The officers were satisfied. My manner had convinced them. I was singularly at ease. They sat, and while I answered cheerily, they chatted of familiar things. But, ere long, I felt myself getting pale and wished them gone. My head ached, and I fancied a ringing in my ears: but still they sat and still chatted. The ringing became more distinct:—It continued and became more distinct: I talked more freely to get rid of the feeling: but it continued and gained definiteness—until, at length, I found that the noise was not within my ears.

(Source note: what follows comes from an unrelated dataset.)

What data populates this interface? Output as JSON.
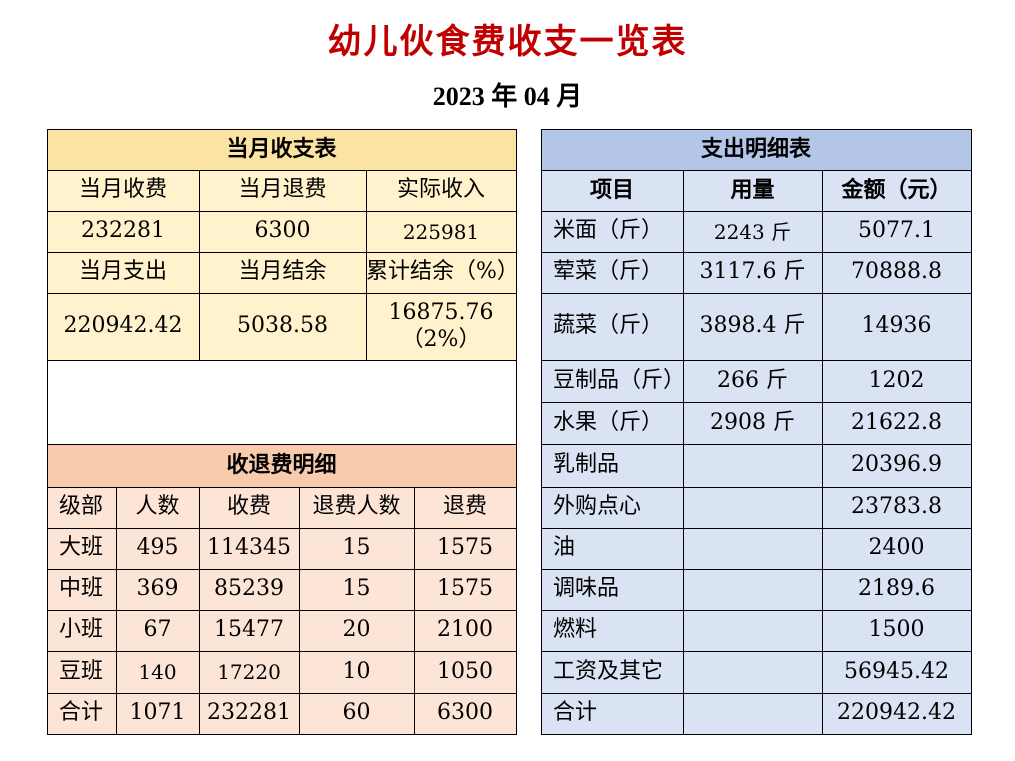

No doubt I now grew very pale;—but I talked more fluently, and with a heightened voice. Yet the sound increased—and what could I do? It was a low, dull, quick sound—much such a sound as a watch makes when enveloped in cotton. I gasped for breath—and yet the officers heard it not. I talked more quickly—more vehemently; but the noise steadily increased. I arose and argued about trifles, in a high key and with violent gesticulations; but the noise steadily increased. Why would they not be gone? I paced the floor to and fro with heavy strides, as if excited to fury by the observations of the men—but the noise steadily increased. Oh God! what could I do? I foamed—I raved—I swore! I swung the chair upon which I had been sitting, and grated it upon the boards, but the noise arose over all and continually increased. It grew louder—louder—louder! And still the men chatted pleasantly, and smiled. Was it possible they heard not? Almighty God!—no, no! They heard!—they suspected!—they knew!—they were making a mockery of my horror!-this I thought, and this I think. But anything was better than this agony! Anything was more tolerable than this derision! I could bear those hypocritical smiles no longer! I felt that I must scream or die! and now—again!—hark! louder! louder! louder! louder!

“Villains!” I shrieked, “dissemble no more! I admit the deed!—tear up the planks! here, here!—It is the beating of his hideous heart!”